What do elements in $\mathbb R[x]/(x^2)$ look like? Intuitively, I know they are polynomials of degree one but if we stick with the definition of quotient ring, the elements look like $f(x)+(x^2)g(x)$.
How does this show that the elements are polynomials of degree at most $1$?
On
A nicer way of looking at the quotient $\mathbf{R}[x]/(x^2)$ is the following: $\mathbf{R}[x]$ is just a free $\mathbf{R}-$algebra (with the usual multiplication) on elements $\{1,x,x^2,\ldots\}$. Now, by quotienting by $(x^2)$, we are declaring that any element of our quotient ring from which $x^2$ can be factored out is trivial.

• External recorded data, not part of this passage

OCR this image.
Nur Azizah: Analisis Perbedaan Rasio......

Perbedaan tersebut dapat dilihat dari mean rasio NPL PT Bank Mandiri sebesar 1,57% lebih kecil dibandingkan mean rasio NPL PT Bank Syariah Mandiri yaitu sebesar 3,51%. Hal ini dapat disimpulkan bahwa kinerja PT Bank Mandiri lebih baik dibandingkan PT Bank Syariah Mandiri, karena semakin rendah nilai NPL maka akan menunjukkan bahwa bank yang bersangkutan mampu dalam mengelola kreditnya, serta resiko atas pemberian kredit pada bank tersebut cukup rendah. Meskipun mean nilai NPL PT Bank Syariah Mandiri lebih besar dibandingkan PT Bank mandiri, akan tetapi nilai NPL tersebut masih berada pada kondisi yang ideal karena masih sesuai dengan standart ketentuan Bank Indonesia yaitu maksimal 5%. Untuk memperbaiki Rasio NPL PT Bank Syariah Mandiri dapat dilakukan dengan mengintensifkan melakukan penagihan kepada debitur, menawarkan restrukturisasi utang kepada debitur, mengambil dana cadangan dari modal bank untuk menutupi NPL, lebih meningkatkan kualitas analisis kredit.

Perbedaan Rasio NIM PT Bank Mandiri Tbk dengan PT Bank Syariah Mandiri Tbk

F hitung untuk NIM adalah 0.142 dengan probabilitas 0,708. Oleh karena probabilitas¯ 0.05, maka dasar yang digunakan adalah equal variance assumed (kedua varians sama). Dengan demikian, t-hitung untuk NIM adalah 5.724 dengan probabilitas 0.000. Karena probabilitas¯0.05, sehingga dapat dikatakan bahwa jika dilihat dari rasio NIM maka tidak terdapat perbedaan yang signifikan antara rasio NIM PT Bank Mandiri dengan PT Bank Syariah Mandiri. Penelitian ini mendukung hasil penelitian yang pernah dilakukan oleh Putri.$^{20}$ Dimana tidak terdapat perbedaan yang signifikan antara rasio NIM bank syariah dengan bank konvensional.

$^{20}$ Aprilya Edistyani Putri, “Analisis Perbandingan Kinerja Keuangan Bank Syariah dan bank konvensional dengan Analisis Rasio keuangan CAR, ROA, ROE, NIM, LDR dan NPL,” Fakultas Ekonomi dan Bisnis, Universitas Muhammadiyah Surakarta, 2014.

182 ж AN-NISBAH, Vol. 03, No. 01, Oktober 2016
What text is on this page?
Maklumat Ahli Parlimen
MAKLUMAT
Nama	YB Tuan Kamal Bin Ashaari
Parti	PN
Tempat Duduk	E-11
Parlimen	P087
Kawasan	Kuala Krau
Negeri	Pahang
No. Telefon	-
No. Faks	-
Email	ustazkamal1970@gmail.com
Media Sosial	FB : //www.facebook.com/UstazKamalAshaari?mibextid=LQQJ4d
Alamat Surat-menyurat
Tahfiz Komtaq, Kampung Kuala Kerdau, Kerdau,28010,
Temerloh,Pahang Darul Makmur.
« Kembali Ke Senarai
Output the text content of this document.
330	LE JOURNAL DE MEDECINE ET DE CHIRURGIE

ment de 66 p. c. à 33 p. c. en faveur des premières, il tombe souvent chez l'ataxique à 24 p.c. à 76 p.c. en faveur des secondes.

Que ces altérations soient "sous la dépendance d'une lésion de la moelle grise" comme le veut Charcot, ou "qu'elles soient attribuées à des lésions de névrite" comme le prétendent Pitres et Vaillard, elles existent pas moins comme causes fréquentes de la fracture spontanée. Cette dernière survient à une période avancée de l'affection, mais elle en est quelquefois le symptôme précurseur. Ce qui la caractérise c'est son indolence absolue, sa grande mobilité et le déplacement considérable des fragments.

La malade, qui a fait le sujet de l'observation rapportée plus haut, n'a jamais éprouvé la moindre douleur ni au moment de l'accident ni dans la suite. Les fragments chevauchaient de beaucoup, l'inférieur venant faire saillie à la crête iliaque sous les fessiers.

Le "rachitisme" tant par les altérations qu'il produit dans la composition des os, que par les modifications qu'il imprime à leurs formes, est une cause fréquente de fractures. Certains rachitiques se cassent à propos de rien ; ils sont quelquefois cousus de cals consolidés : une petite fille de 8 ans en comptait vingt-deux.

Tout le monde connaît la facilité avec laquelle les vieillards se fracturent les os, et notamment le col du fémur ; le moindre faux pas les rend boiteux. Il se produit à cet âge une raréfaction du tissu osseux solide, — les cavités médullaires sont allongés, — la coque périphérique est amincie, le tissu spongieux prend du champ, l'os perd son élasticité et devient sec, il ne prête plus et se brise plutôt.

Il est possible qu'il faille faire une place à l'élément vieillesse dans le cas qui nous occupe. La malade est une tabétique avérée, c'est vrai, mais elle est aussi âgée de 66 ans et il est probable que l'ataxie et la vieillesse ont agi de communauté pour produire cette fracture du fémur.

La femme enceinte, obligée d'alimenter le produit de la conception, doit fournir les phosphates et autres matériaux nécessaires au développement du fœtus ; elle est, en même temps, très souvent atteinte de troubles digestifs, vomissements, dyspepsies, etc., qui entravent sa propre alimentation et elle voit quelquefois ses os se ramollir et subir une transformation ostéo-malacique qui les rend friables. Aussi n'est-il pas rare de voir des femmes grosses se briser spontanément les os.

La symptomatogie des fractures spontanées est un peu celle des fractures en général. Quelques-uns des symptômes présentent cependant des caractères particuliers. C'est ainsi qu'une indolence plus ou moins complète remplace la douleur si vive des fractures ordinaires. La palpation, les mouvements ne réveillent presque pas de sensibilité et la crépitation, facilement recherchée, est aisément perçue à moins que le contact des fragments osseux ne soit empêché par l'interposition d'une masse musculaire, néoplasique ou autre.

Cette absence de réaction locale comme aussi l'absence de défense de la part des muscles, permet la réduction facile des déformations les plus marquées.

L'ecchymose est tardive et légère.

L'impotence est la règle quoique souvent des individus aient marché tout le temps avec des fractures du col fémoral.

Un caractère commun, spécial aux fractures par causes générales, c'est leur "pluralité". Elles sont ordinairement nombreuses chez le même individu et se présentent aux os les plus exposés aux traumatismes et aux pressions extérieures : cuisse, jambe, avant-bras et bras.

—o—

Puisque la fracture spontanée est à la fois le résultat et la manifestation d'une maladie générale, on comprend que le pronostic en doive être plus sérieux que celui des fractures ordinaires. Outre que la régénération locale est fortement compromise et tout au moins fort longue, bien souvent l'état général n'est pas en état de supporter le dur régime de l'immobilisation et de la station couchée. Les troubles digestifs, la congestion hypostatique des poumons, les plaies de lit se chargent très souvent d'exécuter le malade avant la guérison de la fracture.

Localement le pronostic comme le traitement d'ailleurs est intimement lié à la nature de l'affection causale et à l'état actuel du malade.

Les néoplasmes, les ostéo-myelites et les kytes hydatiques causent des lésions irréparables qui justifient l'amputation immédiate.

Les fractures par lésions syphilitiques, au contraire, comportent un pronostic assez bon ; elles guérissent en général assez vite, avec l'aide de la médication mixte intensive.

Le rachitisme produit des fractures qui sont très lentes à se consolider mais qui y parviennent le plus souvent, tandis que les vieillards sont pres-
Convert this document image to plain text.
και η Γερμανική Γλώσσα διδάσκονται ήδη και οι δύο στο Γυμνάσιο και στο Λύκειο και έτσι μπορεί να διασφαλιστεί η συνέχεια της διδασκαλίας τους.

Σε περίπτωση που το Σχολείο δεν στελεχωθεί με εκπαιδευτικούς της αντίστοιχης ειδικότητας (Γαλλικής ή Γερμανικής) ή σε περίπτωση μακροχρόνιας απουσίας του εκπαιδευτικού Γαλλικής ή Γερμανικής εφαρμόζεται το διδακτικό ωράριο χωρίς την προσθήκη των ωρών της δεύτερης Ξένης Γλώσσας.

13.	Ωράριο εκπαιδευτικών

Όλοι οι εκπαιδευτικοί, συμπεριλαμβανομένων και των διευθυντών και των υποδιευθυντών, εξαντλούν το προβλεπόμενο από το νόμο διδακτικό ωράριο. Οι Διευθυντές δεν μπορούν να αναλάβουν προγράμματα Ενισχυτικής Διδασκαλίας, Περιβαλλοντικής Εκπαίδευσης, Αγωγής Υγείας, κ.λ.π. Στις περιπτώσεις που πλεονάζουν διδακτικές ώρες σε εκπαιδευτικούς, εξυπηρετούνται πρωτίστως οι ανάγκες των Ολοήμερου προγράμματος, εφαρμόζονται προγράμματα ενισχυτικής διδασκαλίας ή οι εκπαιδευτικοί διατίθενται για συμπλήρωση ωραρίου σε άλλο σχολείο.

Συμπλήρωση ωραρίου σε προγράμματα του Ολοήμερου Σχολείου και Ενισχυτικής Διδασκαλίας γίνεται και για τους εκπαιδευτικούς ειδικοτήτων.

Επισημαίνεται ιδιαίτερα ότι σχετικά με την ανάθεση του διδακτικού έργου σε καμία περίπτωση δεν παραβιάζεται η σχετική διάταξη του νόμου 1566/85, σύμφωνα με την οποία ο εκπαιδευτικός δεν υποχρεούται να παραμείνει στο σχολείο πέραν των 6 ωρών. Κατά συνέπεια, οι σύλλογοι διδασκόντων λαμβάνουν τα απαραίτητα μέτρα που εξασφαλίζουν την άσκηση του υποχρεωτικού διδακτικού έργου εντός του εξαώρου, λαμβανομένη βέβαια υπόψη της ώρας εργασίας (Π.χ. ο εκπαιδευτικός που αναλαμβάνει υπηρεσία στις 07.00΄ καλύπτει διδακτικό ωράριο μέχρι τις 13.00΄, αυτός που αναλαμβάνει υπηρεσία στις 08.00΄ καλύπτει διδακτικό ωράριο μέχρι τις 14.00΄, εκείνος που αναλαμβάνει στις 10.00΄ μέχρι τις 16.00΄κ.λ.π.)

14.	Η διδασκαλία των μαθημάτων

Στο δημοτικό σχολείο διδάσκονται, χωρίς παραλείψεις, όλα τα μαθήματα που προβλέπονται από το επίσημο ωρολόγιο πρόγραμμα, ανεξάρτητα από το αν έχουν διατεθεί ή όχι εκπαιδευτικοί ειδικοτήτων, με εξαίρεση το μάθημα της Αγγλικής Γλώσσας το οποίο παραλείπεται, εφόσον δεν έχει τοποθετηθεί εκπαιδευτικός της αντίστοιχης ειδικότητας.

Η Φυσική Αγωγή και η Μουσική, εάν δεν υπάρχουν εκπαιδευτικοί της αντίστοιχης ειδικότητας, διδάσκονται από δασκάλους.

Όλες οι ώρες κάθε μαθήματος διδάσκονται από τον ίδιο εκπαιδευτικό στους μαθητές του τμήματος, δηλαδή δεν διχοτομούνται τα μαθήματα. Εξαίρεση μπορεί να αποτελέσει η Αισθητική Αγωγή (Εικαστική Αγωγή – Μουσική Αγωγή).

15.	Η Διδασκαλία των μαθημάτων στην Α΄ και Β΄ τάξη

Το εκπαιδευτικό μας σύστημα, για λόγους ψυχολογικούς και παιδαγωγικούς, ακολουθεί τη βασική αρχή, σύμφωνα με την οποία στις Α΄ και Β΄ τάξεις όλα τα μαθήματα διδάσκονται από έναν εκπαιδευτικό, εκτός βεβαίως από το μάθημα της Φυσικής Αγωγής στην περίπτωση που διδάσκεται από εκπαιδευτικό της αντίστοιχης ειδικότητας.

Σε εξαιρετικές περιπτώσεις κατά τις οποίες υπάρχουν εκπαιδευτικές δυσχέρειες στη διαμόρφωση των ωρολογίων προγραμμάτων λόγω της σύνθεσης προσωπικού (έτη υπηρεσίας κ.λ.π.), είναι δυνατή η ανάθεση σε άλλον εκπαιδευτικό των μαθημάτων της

You can think about this as imposing an algebraic relation of $x^2=0$. Then, the polynomials of $\mathbf{R}[x]$ are of the form $$ a_nx^n+\cdots+a_1x^{1}+a_0$$ After quotienting, we have that all of the monomial terms with degree $\ge2$ are killed, so that we have a resulting polynomial of $a_1x^1+a_0$. Constructing the isomorphism between these two rings makes this formal.
Because every polynomial $P(x)$ can be written in one and only one way as $x^2Q(x)+R(x)$, where $\deg R(x)\leqslant1$. So, it is natural to identify $P(x)+x^2\mathbb{R}[x]$ with $R(X)$, whose degree is $0$ or $1$.